Image result for an old chestnutMy niece lost her hearing. This is a story about how technology brought it back girl with cochlear implants Simon Hill/Digital Trends It wasn’t until my brother told me they were concerned that I noticed my niece couldn’t hear like other kids. When children are very young it can be extremely difficult to determine their level of hearing. “Around her first birthday, we realized she wasn’t responding normally to sound,” Steven Hill told Digital Trends. 

“She didn’t react to a lot of sounds, and when she was sleeping it was very difficult to wake her.” Because Maddie still had some hearing, it was a long struggle for her parents to get her diagnosed properly. Poor results in hearing tests are sometimes attributed to fidgety kids, and she was smart enough to compensate for her lack of hearing. They tried hearing aids for a while, but they just amplify sound. If you can’t fundamentally hear certain frequency ranges, then a hearing aid can’t do anything for you. They taught her some sign language to make it easier for her to communicate. 

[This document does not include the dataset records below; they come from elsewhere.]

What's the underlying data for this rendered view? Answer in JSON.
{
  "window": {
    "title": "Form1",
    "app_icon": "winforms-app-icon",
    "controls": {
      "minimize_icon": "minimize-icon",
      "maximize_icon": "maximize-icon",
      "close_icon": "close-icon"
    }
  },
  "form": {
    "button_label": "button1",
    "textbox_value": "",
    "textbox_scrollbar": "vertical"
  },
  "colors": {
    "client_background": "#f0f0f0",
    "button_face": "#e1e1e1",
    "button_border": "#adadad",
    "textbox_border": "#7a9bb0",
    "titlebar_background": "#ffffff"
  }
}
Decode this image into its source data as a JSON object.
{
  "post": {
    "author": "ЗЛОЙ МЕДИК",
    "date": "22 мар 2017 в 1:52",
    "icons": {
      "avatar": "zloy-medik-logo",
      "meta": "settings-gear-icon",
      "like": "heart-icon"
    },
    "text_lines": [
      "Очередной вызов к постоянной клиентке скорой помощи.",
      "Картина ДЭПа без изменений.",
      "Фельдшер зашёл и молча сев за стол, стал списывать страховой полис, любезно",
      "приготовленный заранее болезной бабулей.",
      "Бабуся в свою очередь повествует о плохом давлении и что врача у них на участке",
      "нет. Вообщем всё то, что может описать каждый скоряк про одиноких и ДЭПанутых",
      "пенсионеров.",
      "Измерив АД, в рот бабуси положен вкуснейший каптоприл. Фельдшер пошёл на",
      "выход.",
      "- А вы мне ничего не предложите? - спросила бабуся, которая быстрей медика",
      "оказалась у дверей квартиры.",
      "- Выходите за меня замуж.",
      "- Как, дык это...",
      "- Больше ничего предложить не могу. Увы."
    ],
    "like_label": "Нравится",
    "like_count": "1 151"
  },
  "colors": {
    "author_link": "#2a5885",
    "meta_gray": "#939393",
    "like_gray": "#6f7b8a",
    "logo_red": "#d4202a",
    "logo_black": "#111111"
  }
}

But once it became clear the hearing aids, even at the highest volume, weren’t helping, Maddie was finally diagnosed with profound hearing loss. “If we didn’t implant when we did, it would have been removing a choice from her.” The next step suggested was a cochlear implant, and because of the delay in her diagnosis, the doctors wanted to proceed with it as quickly as possible. If the brain’s auditory pathways aren’t stimulated in the first three to four years, then the capacity to hear and learn to speak normally can be dramatically reduced, because the brain focuses on other functions. 

“We didn’t get as much time as we’d have liked to find out everything we wanted to,” Hill said. “Our overriding rationale was that if she decides later in life she doesn’t want to hear, and instead use sign, then she can remove them. But if we didn’t implant when we did, it would have been removing a choice from her.”